Litigator of the Week Runners-Up and a Shout Out
This week's lineup includes one runner-up who can claim the rare feat of having been edged out by himself.
June 11, 2021 at 07:25 AM
3 minute read
LitigationBill Burck, Stephen Hauss, and Daniel Koffman of Quinn Emanuel Urquhart & Sullivan land in the top runner-up spot this week for getting a long-running False Claims Act suit against insurance giant AIG knocked out with prejudice by a state trial court in New York. Former AIG employee Alex Grabcheski alleged that the company had evaded more than $50 million in state taxes for decades. MetLife previously settled similar claims related to a former AIG subsidiary that it has since acquired. But AIG's lawyers at Quinn convinced Judge John Kelley of New York Supreme Court this week that the conduct that MetLife conceded in 2014 was unlawful insurance activity actually does "not constitute the conducting of an insurance business under the [state's] Insurance Law or the Tax Law." (Extra kudos to Burck for being the rare litigator who can claim to have been bested by himself. Read our back-and-forth with him and colleague AJ Merton in this week's winner Q&A below.)
Also landing a runner-up spot is a team at Shook, Hardy & Bacon led by Hildy Sastre and Jennifer Hill. The Shook team won summary judgement for GlaxoSmithKline ending six years of multi-district litigation considering whether the nausea medication Zofran caused birth defects in 400 women using the drug during pregnancy. U.S. Chief District Judge F. Dennis Saylor IV in Boston found last week that all of the plaintiffs' state law claims of failure to provide an adequate warning label were preempted by federal law.
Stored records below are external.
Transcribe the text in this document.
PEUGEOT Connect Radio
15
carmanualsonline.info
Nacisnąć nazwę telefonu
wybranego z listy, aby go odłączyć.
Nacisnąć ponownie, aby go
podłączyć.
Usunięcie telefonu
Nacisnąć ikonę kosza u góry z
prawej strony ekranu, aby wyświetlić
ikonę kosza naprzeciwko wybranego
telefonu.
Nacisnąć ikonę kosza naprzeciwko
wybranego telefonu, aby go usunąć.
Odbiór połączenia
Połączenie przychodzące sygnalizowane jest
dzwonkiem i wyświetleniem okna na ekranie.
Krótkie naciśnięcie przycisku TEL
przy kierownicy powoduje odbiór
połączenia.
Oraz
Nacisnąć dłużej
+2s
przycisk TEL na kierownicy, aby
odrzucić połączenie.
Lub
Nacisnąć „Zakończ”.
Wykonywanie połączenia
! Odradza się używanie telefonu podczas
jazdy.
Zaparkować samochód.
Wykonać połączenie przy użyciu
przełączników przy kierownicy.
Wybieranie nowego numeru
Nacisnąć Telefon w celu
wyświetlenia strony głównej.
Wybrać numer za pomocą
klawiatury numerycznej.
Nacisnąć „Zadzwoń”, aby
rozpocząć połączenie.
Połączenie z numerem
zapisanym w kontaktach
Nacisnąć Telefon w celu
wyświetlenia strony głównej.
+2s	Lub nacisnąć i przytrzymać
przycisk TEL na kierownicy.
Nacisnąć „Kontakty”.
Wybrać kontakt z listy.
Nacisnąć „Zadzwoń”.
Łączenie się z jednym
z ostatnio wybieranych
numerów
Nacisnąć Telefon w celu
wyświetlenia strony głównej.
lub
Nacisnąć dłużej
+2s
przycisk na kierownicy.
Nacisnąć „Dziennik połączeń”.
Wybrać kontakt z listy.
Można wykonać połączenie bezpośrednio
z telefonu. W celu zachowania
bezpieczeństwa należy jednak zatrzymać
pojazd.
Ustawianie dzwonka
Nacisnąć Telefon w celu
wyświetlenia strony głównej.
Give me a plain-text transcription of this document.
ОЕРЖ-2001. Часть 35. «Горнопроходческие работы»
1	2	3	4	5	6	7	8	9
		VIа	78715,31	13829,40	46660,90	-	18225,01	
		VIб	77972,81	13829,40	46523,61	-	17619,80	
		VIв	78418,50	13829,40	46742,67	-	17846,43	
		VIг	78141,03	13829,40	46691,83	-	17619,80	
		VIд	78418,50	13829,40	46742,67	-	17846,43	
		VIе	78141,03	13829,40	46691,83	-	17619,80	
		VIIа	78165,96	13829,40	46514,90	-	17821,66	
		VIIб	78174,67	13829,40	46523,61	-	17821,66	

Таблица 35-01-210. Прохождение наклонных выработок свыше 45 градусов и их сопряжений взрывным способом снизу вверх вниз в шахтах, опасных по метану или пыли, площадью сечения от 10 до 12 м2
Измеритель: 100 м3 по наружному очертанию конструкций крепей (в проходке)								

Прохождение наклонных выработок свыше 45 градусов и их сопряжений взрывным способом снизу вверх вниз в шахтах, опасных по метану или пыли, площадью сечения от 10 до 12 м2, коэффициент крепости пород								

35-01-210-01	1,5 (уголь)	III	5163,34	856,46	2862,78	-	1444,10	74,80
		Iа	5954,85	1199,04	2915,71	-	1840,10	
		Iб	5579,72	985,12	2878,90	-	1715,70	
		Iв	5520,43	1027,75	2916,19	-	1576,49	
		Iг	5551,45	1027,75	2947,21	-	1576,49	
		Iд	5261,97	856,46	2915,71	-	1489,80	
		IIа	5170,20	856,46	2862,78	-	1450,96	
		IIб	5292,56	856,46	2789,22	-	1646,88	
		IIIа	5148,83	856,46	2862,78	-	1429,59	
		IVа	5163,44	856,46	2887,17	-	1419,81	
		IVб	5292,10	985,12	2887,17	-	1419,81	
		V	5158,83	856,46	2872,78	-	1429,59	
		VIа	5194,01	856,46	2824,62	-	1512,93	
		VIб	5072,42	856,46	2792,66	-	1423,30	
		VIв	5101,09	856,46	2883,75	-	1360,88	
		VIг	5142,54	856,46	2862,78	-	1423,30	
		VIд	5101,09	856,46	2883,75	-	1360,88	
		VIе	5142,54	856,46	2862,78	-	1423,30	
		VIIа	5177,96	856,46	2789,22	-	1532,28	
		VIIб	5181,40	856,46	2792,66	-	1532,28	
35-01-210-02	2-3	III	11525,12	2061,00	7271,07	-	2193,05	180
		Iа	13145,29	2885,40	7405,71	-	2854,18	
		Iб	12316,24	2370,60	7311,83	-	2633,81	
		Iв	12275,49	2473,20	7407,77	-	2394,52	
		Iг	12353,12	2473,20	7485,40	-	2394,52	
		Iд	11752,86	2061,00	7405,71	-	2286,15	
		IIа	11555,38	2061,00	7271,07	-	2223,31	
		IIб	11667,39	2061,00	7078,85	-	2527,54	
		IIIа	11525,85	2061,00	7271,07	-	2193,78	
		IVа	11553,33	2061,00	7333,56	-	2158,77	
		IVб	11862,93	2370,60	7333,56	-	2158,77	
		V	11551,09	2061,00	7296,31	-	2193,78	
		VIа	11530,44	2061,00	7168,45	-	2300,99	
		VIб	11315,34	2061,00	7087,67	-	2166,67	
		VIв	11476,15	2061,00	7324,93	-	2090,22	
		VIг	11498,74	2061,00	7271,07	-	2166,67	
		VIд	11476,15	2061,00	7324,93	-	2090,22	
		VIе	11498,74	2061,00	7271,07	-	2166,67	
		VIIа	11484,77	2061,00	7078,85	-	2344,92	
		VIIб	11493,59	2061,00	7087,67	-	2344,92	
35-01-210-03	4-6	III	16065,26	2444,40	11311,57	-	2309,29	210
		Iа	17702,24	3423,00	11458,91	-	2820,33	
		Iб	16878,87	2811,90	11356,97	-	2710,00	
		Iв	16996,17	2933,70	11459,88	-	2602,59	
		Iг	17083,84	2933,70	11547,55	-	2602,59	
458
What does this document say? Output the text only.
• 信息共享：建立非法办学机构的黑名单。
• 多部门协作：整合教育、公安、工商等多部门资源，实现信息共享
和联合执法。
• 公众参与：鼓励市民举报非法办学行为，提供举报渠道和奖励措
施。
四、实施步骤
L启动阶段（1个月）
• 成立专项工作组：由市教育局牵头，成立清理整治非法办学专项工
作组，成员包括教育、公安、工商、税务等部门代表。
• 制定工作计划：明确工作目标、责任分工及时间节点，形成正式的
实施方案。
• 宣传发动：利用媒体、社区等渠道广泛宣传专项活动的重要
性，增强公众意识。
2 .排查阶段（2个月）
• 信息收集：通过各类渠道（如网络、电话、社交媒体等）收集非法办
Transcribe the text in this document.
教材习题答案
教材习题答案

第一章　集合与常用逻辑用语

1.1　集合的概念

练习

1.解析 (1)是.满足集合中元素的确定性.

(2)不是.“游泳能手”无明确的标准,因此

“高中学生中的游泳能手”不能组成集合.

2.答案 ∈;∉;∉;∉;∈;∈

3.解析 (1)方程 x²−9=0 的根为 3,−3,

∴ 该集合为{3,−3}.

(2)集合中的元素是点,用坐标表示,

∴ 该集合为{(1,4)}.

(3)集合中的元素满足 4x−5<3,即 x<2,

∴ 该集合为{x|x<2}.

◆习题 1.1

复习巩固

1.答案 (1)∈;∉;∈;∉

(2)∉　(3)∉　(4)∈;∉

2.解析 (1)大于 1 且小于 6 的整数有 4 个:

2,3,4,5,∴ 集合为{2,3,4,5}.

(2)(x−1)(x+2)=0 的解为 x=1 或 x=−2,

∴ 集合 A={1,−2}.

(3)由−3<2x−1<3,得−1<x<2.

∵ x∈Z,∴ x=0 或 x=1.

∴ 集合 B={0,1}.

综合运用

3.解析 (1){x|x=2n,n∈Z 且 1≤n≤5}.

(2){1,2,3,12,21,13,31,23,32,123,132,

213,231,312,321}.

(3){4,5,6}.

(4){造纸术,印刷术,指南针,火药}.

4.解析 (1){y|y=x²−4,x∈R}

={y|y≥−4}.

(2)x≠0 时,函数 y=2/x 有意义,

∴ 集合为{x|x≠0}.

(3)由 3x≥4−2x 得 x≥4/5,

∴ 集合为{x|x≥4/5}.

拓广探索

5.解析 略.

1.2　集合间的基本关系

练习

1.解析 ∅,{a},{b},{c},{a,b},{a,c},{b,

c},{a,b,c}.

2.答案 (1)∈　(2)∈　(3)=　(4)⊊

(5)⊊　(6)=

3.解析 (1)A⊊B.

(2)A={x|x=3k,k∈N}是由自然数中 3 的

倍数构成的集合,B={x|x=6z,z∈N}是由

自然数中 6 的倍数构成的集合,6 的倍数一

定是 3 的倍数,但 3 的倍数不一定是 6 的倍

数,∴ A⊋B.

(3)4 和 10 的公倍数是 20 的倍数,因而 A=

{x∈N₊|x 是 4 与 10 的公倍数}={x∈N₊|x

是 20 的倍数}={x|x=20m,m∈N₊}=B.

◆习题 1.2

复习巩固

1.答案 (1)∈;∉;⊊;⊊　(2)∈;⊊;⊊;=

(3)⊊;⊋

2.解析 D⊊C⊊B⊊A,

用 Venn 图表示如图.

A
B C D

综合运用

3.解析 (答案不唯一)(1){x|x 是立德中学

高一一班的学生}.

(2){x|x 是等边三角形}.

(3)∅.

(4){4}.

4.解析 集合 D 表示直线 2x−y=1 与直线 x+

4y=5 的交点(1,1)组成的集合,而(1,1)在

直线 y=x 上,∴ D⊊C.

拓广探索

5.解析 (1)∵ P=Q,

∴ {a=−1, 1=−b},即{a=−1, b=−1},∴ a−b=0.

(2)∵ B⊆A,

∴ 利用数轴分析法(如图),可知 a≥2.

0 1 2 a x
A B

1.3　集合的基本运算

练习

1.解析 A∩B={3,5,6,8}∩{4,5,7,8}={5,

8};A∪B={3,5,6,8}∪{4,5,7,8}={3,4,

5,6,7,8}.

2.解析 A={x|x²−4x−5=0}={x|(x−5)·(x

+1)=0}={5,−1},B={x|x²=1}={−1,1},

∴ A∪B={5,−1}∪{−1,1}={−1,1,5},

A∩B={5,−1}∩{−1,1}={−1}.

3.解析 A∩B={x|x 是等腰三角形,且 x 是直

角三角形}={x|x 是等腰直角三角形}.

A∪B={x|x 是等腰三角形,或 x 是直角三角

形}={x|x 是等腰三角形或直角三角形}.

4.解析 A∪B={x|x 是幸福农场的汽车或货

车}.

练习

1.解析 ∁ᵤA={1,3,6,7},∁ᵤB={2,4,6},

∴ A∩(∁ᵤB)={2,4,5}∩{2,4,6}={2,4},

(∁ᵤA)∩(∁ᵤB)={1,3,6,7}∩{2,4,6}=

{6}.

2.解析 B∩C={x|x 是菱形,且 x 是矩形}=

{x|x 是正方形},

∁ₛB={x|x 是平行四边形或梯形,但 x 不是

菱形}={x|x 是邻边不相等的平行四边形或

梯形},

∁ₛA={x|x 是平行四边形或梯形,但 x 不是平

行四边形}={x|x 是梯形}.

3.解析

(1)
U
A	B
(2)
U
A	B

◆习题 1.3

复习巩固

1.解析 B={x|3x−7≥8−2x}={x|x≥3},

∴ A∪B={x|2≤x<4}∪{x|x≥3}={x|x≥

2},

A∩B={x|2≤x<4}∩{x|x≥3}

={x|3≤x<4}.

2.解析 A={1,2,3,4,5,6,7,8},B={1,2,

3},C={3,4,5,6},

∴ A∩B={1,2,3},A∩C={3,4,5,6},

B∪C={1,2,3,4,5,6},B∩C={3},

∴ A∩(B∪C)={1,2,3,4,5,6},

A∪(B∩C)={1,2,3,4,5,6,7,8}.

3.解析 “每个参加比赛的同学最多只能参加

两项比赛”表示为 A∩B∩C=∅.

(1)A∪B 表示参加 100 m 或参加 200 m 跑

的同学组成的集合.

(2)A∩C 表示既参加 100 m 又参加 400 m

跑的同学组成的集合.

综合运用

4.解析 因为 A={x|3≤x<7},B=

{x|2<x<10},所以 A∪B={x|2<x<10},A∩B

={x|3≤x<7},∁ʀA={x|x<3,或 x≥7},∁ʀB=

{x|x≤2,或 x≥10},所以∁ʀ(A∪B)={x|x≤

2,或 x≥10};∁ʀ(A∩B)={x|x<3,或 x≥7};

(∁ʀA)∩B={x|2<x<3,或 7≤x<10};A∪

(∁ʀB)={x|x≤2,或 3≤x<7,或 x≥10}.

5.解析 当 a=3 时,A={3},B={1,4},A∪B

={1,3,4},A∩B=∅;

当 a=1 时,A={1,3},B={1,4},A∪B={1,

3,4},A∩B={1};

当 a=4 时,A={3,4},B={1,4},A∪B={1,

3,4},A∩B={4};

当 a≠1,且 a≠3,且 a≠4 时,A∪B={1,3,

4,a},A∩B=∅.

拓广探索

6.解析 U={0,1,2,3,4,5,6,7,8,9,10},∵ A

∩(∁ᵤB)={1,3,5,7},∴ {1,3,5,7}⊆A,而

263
One last runner-up spot goes to a team at Vinson & Elkins who helped Dallas plaintiffs lawyer Frank Branson get a personal injury judgment of more $200 million upheld in a products-liability case against Toyota Motor Corp. The opinion from the Dallas Court of Appeals upholds a trial win for the Reavis family, whose two young children suffered severe, permanent brain damage in a collision involving a Toyota-made Lexus vehicle. A Dallas jury previously found vehicle design defective and Toyota grossly negligent. V&E partner Marie Yeates argued the case before the Court of Appeals in April 2020. The V&E team, led by Harry Reasoner, also included Tom Leatherbury, Mike Heidler, George Gerachis, Max Etchemendy, Ben Moss, Parker Cragg, Ethan Nutter, and Bryan Gividen.